At the juncture of scrim, beam and window, the painted line takes off like a relay racer, zipping around the walls, interrupted only by the elevator foyer and the door to a gallery in the opposite corner. It asserts the horizontal plane of the gallery against the almost guillotinelike vertical of the scrim. It also functions as a kind of ship’s railing by which you can right yourself if things get too disorienting, yet its distant-horizon effect adds to the illusionistic expansion of space.

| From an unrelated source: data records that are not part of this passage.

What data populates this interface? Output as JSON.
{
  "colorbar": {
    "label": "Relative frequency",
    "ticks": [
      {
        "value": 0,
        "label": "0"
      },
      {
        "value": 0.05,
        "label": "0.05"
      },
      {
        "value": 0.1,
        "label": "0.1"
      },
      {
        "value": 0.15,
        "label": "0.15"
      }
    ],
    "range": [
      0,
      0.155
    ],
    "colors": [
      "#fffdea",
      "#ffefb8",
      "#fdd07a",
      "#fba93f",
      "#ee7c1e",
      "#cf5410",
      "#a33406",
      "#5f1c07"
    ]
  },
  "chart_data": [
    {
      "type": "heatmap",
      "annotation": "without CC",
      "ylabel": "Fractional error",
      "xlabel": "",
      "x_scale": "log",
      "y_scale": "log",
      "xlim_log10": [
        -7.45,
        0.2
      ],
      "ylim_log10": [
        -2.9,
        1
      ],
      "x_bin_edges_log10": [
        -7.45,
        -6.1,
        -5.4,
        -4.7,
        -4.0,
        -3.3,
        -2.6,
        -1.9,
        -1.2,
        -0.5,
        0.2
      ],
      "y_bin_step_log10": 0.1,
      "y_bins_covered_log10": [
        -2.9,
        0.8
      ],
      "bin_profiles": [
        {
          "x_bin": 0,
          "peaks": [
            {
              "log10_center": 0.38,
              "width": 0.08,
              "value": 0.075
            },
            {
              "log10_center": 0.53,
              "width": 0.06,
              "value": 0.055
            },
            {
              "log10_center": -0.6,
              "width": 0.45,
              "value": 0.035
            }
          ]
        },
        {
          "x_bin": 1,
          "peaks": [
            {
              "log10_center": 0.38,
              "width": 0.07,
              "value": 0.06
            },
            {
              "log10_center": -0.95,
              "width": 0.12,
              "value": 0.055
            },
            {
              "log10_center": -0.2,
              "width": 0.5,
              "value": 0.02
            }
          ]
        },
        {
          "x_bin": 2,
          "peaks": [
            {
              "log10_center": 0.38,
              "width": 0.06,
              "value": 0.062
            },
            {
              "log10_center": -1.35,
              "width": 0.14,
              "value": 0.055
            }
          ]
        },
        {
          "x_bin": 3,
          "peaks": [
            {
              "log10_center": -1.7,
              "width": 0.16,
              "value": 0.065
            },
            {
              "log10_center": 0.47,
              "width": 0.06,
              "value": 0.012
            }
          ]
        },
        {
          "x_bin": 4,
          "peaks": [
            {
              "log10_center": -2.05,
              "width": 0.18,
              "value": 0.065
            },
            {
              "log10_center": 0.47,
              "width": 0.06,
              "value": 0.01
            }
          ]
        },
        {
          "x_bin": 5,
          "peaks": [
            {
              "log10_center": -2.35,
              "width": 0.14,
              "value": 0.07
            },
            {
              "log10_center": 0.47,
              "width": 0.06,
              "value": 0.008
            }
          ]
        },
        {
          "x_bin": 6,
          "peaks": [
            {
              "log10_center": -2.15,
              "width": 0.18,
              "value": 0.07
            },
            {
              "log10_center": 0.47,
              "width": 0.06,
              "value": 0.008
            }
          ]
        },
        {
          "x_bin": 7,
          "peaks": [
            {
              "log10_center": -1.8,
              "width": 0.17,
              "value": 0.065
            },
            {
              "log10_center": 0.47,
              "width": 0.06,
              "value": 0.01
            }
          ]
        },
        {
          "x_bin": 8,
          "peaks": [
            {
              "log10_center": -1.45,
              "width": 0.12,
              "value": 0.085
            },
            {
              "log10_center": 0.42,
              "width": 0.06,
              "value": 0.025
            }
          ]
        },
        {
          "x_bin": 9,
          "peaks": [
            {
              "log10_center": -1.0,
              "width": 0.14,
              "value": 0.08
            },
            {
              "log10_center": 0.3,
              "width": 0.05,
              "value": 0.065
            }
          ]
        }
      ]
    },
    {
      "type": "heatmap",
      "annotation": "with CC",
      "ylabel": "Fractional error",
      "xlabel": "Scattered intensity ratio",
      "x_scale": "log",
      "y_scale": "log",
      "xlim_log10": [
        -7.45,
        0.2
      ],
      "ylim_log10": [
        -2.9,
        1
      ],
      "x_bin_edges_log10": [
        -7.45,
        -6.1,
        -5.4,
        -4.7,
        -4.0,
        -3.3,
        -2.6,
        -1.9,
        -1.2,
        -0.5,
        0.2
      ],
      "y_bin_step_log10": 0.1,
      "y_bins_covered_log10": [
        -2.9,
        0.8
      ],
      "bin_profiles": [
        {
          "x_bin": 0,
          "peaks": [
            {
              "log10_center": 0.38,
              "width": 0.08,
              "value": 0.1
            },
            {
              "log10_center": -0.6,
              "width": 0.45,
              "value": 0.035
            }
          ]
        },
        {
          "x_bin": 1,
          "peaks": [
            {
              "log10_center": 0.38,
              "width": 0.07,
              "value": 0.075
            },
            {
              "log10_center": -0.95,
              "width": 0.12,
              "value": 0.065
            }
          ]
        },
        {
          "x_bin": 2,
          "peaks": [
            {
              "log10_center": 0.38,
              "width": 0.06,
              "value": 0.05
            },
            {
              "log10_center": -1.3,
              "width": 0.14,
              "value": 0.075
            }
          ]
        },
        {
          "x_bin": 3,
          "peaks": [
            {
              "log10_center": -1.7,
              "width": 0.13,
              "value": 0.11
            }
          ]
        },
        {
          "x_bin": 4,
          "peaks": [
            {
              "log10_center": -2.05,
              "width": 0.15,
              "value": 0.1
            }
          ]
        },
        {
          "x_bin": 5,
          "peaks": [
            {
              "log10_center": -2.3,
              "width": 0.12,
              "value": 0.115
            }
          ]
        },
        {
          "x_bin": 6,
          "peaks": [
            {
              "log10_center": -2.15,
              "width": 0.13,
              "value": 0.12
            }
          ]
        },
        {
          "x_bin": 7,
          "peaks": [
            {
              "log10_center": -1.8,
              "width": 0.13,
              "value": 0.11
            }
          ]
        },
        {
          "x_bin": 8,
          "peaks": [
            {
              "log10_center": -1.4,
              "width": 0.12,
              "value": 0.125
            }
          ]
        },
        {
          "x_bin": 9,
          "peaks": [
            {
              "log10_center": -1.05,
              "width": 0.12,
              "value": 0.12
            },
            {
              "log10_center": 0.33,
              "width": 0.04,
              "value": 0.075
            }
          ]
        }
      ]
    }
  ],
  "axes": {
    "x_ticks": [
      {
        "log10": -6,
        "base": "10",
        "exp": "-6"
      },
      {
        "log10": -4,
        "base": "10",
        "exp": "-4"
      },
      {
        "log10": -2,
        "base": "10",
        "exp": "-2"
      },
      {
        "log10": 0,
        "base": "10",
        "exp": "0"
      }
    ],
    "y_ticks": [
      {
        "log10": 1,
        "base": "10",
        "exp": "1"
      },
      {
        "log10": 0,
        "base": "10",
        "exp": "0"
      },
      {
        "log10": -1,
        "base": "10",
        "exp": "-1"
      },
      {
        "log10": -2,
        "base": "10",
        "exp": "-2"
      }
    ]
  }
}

Mr. Irwin made his first public scrim piece in 1970 at the Museum of Modern Art at the invitation of a prescient curator, Jennifer Licht. (I was her secretary at the time.) In a tiny skylighted gallery usually reserved for the Modern’s Brancusis, he stretched a horizontal scrim across half the skylight and added a thin strand of wire running parallel to its edge, again contrasting precision and diffusion. Seven years later at the Whitney, Mr. Irwin accomplished what is surely one of the masterpieces of Light and Space, or Minimalism in general, and he gave it to the museum on the condition that it could only be exhibited in the space that inspired it. And now the Whitney has brought it out of storage for the first time: a last look before handing its Marcel Breuer building over to its new tenant, the Metropolitan Museum of Art, and reopening downtown in new quarters in 2015. It will probably not be seen again until the Met’s lease is up and the Whitney has the wherewithal to take back its historic building.